Central Ballester, de una canallada a la reivindicación

El rival del Independiente por Copa Argentina llega al partido más importante de su historia buscando identidad y sentido de pertenencia.

En tiempos en donde el capitalismo ha conquistado hasta las más profundas capas del espíritu deportivo y se ha llevado por delante al club como núcleo conglomerante dentro de una comunidad, el proceso de fundación y crecimiento de una institución puede transitar caminos ambiguos que confundan el rumbo.

Para el Club Social y Deportivo Central Ballester, sus primeros 44 años de vida vienen siendo de batallas en busca de su identidad.

Cuando en 1974 se cerraba el Club Atlético Central Argentino por las cuantiosas pérdidas que generaba, un grupo de socios decidió formar una nueva institución a cualquier costo.

Un favor fundado en la amistad entre el titular de aquella AFA y el presidente del nuevo “Central Ballester”, hizo que el flamante club tuviera su afiliación y pudiera, rápidamente, empezar a competir en Primera D. No tenía sede ni estadio, pero tenía la venia adecuada.

Transitó la liga con más traspiés que victorias durante 20 años. Siempre en la búsqueda del ascenso que le permitiera, por lo menos, apoyarse para crecer desde lo económico.

Para cuando llegó 1995, el entrenador Alejandro Brasi comenzó a analizar otras cuestiones además de las deportivas. Pensó que tenía material para finalmente pelear un ascenso, sin embargo, concluyó que la camiseta no les hacía justicia.

“Fui a Merlo y compré camisetas de Rosario Central” contó alguna vez el DT.

Con la publicidad, con todo. Una decisión que cambiaría sustancialmente el mundo de la institución.
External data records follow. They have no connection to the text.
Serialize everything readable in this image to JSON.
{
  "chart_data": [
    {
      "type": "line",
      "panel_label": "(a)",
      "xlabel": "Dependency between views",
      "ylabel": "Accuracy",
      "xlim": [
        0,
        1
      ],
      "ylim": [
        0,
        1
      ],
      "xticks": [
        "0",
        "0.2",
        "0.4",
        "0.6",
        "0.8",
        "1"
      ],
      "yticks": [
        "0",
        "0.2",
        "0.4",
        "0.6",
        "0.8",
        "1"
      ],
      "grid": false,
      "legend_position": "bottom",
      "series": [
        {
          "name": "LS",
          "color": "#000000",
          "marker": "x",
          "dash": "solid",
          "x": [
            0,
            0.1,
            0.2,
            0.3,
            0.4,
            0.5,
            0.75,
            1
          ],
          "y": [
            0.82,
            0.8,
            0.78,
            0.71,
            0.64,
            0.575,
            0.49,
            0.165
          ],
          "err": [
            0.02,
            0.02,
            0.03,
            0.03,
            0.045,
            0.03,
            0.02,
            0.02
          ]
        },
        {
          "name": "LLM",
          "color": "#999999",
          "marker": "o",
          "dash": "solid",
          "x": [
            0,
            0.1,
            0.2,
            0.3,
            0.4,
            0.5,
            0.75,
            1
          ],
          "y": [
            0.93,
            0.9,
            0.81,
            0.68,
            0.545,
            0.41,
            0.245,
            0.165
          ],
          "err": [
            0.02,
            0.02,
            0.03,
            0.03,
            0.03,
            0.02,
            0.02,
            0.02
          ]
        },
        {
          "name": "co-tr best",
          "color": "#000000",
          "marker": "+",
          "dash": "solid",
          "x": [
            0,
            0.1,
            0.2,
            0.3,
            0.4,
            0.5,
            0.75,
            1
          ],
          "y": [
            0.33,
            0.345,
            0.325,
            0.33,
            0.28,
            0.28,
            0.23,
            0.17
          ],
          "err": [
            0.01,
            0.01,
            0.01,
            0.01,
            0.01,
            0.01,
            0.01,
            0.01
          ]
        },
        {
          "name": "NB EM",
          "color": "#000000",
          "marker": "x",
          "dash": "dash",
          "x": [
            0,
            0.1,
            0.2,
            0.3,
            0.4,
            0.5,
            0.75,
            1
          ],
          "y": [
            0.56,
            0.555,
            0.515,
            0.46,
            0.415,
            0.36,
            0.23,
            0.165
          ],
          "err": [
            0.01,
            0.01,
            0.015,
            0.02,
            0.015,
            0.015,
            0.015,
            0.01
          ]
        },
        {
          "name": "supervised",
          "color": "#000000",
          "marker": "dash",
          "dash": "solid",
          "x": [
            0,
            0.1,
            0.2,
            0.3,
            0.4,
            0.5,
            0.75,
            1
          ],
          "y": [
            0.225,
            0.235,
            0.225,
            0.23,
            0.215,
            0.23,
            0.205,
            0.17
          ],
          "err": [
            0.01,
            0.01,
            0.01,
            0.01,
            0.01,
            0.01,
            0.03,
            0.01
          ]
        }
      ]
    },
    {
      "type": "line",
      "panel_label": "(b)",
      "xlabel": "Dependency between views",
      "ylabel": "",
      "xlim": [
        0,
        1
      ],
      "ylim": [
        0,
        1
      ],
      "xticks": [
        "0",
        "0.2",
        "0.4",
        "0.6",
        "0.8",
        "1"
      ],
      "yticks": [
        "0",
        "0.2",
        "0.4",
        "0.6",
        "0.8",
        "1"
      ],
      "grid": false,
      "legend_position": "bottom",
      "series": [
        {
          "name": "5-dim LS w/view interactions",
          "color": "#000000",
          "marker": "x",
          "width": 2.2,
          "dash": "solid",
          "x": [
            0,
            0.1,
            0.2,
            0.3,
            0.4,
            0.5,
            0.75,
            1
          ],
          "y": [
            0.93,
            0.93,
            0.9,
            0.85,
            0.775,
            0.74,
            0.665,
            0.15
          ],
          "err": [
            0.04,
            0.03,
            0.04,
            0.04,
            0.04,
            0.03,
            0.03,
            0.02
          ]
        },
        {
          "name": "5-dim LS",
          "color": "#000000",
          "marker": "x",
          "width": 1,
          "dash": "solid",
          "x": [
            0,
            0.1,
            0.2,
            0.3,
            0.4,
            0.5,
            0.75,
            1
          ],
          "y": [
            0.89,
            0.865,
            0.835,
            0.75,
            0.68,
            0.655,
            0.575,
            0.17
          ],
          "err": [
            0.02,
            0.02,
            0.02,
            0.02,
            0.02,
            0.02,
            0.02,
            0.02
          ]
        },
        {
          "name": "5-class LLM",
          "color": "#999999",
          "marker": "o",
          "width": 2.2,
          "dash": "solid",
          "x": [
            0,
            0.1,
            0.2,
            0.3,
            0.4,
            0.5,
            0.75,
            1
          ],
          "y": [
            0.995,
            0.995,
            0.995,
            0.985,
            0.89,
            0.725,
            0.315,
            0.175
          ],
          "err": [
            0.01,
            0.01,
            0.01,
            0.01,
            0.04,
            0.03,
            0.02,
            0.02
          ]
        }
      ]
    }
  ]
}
La idea de Brasi era generar un golpe anímico, en sus jugadores y en la imagen ante sus rivales.

Ganaron 13 partidos seguidos y consiguieron el ascenso a Primera C, siendo este su único logro deportivo.
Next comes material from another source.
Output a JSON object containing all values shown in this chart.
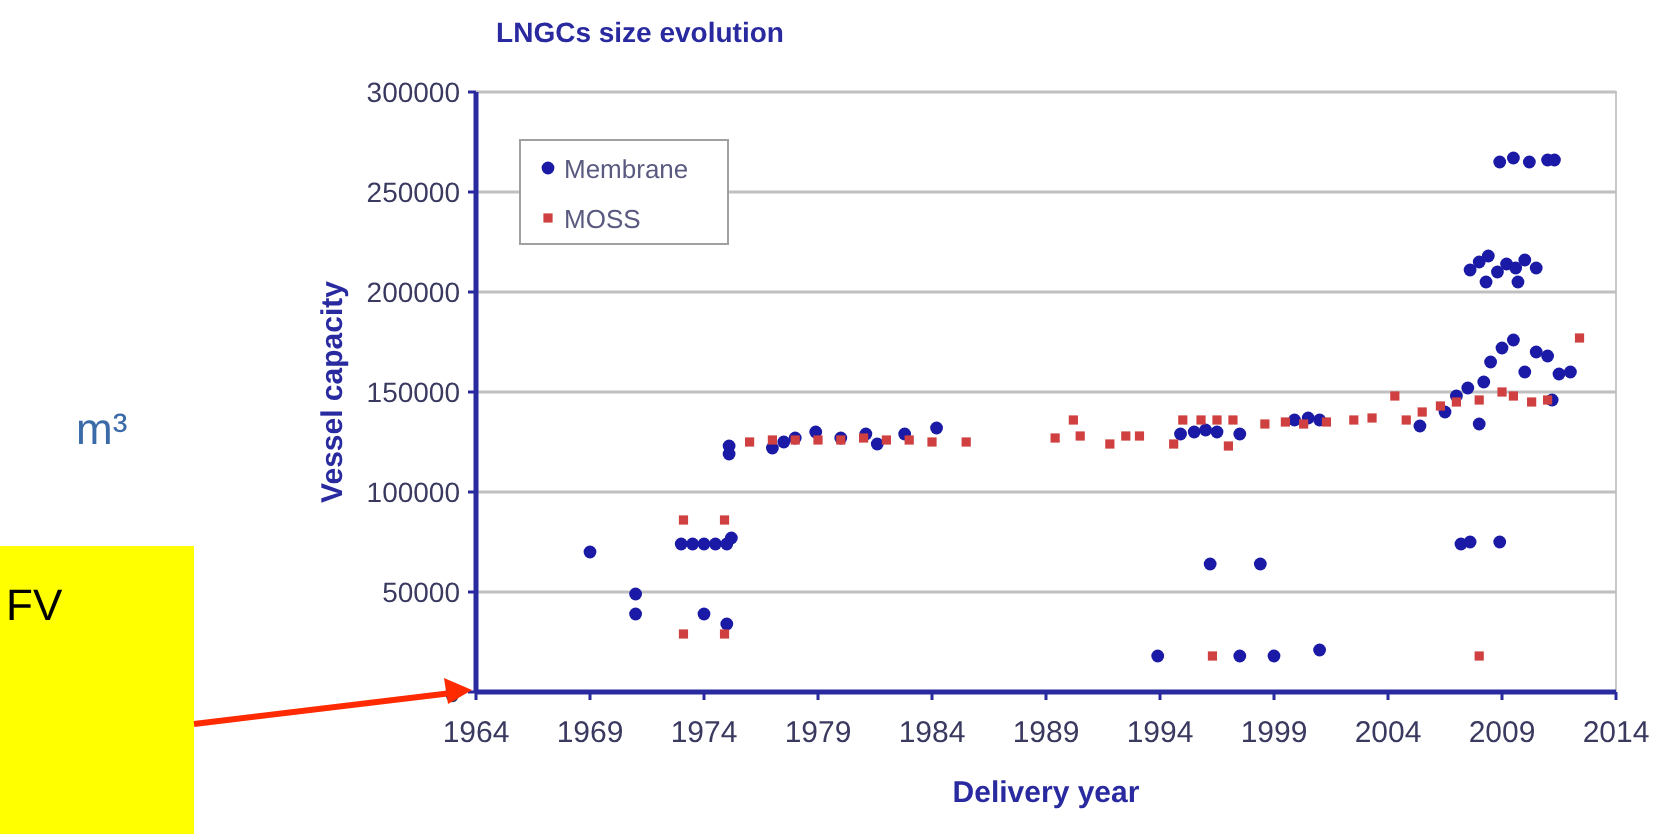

Claro que en Rosario gustó poco el “homenaje”, aunque decidieron confraternizar y hasta proveer de indumentaria al nuevo “Canalla”.

El ascenso fue un imán en San Martín, partido al que pertenece Ballester. La gente del barrio se acercó, pero a los colores, porque aun sin estadio, hacían de local en la que cancha que podían.

Capitalizar el éxito fue la idea de la dirigencia, que pensó en transformar a Central Ballester en una institución que atienda las necesidades sociales de su zona. A pulmón, como se pueda, pero para fidelizar a los hinchas y forjar el sentido de pertenencia.

Así consiguieron luego de varios años, mediante un convenio con una empresa privada, un predio perteneciente al SEAMSE. Allí comenzaron la construcción y prevén inaugurarla a findes de este año, si APREVIDE lo permite.

Es esa noble empresa de involucrarse en la necesidad de los “suyos”, comisión directiva y jugadores empezaron a unirse a distintas causas.

Aquella historia de la camiseta robada podía tener un giro. Se decidió darle un lugar en el “manto sagrado” de Central Ballester a las reivindicaciones sociales.

Desde la comisión directiva nacieron los diseños de las camisetas con el pañuelo de las Madres de Plaza de Mayo, la consigna Ni Una Menos y el homenaje a los fusilados de José León Suárez de 1956.

“Nos dio la identidad como club identificarnos con cuestiones sociales” dijo Ezequiel Rodríguez, alguna vez enganche del equipo. “Nuestra camiseta reivindica a los que murieron en nombre de los ideales democráticos y en contra de la violencia institucional”.

Sus diseños trascendieron la categoría y al mismo fútbol.

Hoy venden sus camisetas por internet debido a la demanda de distintos lugares del país, lo que ayuda a sostener un club que tiene cerca de 150 socios con una cuota mensual que no supera los $200.

Este partido por 32avos de final de Copa Argentina ante Independiente es el partido más importante de la historia del club.

Obviamente, ya están a la venta la bufanda edición limitada del partido y la camiseta con los dos escudos.